29 In summary, while there is a serious question to be tried as to the validity of resolution 1 as a special resolution and as to the adequacy of materials given to shareholders for decision-making purposes (and thus as to the validity of all four resolutions), none of the resolutions presents prospects of immediate hardship or irremediable prejudice to the plaintiffs. The question of the validity of the resolutions can be left to be dealt with at a final hearing without apparent hardship to the plaintiffs in the meantime, particularly in light of the long time that will necessarily elapse before "completion of the project" occurs.
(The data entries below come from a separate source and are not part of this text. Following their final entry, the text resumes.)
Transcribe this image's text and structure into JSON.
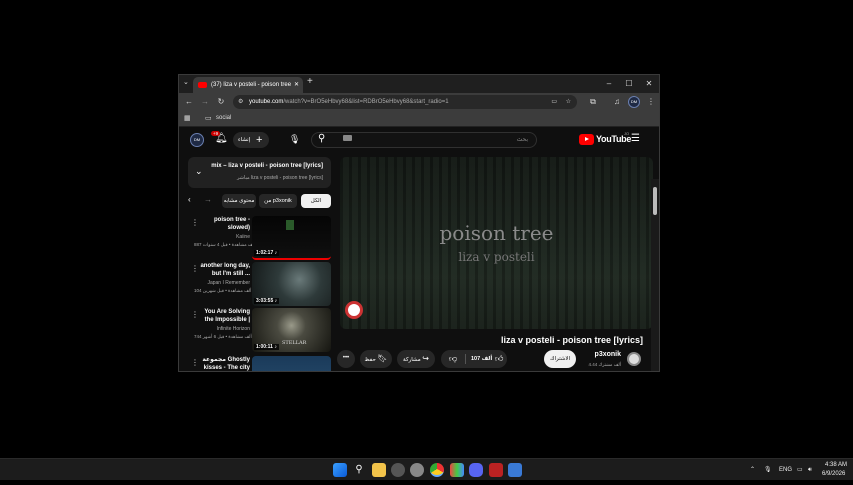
{
  "browser": {
    "tab_title": "(37) liza v posteli - poison tree",
    "new_tab": "+",
    "minimize": "–",
    "maximize": "☐",
    "close": "✕",
    "url_host": "youtube.com",
    "url_path": "/watch?v=BrO5eHbvy68&list=RDBrO5eHbvy68&start_radio=1",
    "bookmark": "social",
    "profile_badge": "DM"
  },
  "youtube": {
    "logo": "YouTube",
    "logo_sup": "JO",
    "search_placeholder": "بحث",
    "create_label": "إنشاء",
    "notif_count": "+9",
    "avatar": "DM",
    "playlist": {
      "title": "mix – liza v posteli - poison tree [lyrics]",
      "subtitle": "مباشر liza v posteli - poison tree [lyrics]"
    },
    "chips": [
      "الكل",
      "من p3xonik",
      "محتوى مشابه"
    ],
    "recs": [
      {
        "title": "poison tree - slowed) grouper...",
        "channel": "Kaiine",
        "stats": "887 ألف مشاهدة • قبل 4 سنوات",
        "duration": "1:02:17 ♪"
      },
      {
        "title": "another long day, but I'm still ...",
        "channel": "Japan I Remember",
        "stats": "104 ألف مشاهدة • قبل شهرين",
        "duration": "3:03:55 ♪"
      },
      {
        "title": "You Are Solving the Impossible | ...",
        "channel": "Infinite Horizon",
        "stats": "744 ألف مشاهدة • قبل 6 أشهر",
        "duration": "1:00:11 ♪"
      },
      {
        "title": "مجموعة Ghostly kisses - The city",
        "channel": "",
        "stats": "",
        "duration": ""
      }
    ],
    "video": {
      "overlay_title": "poison tree",
      "overlay_artist": "liza v posteli",
      "title": "liza v posteli - poison tree [lyrics]",
      "channel": "p3xonik",
      "subs": "4.44 ألف مشترك",
      "subscribe": "الاشتراك",
      "likes": "107 ألف",
      "share": "مشاركة",
      "save": "حفظ",
      "more": "•••"
    }
  },
  "taskbar": {
    "lang": "ENG",
    "time": "4:38 AM",
    "date": "6/9/2026"
  }
}
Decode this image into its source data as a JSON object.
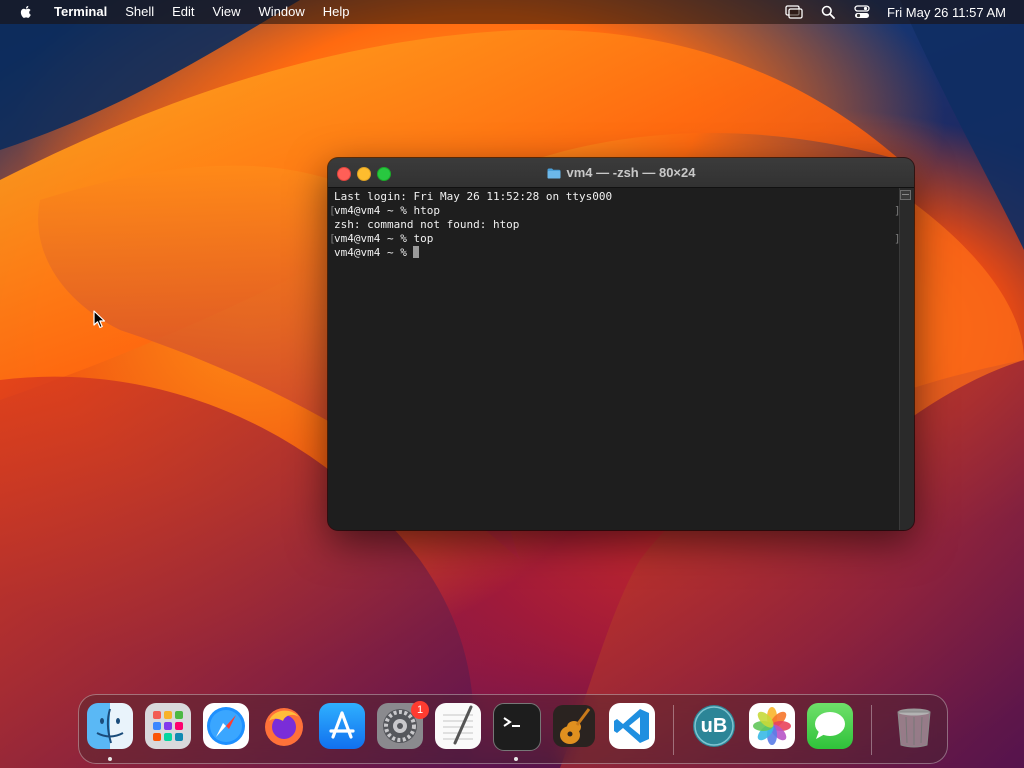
{
  "menubar": {
    "app_name": "Terminal",
    "items": [
      "Shell",
      "Edit",
      "View",
      "Window",
      "Help"
    ],
    "clock": "Fri May 26  11:57 AM",
    "status_icons": [
      "screen-mirroring-icon",
      "search-icon",
      "control-center-icon"
    ]
  },
  "terminal": {
    "title": "vm4 — -zsh — 80×24",
    "lines": [
      "Last login: Fri May 26 11:52:28 on ttys000",
      "vm4@vm4 ~ % htop",
      "zsh: command not found: htop",
      "vm4@vm4 ~ % top",
      "vm4@vm4 ~ % "
    ]
  },
  "dock": {
    "apps": [
      {
        "name": "Finder",
        "icon": "finder-icon"
      },
      {
        "name": "Launchpad",
        "icon": "launchpad-icon"
      },
      {
        "name": "Safari",
        "icon": "safari-icon"
      },
      {
        "name": "Firefox",
        "icon": "firefox-icon"
      },
      {
        "name": "App Store",
        "icon": "app-store-icon"
      },
      {
        "name": "System Preferences",
        "icon": "settings-icon",
        "badge": "1"
      },
      {
        "name": "TextEdit",
        "icon": "textedit-icon"
      },
      {
        "name": "Terminal",
        "icon": "terminal-icon"
      },
      {
        "name": "GarageBand",
        "icon": "garageband-icon"
      },
      {
        "name": "Visual Studio Code",
        "icon": "vscode-icon"
      },
      {
        "name": "uBlock",
        "icon": "ublock-icon",
        "label": "uB"
      },
      {
        "name": "Photos",
        "icon": "photos-icon"
      },
      {
        "name": "Messages",
        "icon": "messages-icon"
      },
      {
        "name": "Trash",
        "icon": "trash-icon"
      }
    ]
  },
  "colors": {
    "traffic_close": "#ff5f57",
    "traffic_minimize": "#febc2e",
    "traffic_zoom": "#28c840",
    "terminal_bg": "#1e1e1e"
  }
}
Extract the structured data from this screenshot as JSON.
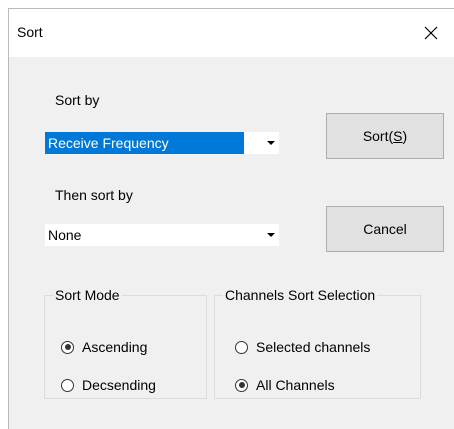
{
  "window": {
    "title": "Sort",
    "close_glyph": "✕"
  },
  "sort_by": {
    "label": "Sort by",
    "value": "Receive Frequency"
  },
  "then_sort_by": {
    "label": "Then sort by",
    "value": "None"
  },
  "buttons": {
    "sort_label_prefix": "Sort(",
    "sort_label_accel": "S",
    "sort_label_suffix": ")",
    "cancel_label": "Cancel"
  },
  "sort_mode": {
    "title": "Sort Mode",
    "options": [
      {
        "label": "Ascending",
        "checked": true
      },
      {
        "label": "Decsending",
        "checked": false
      }
    ]
  },
  "channels_sort_selection": {
    "title": "Channels Sort Selection",
    "options": [
      {
        "label": "Selected channels",
        "checked": false
      },
      {
        "label": "All Channels",
        "checked": true
      }
    ]
  }
}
To the extent that the plaintiffs' real complaint is about exclusion from their flat, it is not of itself a product of the resolutions and such invasion of their rights as it might ultimately be found to entail is of such a nature as to be adequately compensable by damages. For the defendant, however, an order forcing it to halt the development project (if that is what the interlocutory injunction would really do) will entail particular hardship of a financial nature, bearing in mind that contractors are ready to start, work is due to commence within a few days and the building is now largely, if not completely, uninhabited. That hardship would be shared by the shareholders, none of whom (except for the plaintiffs) appears to have any complaint about what is happening and what is proposed.
30 The balance of convenience favours the defendant. The application for an interlocutory injunction is dismissed with costs.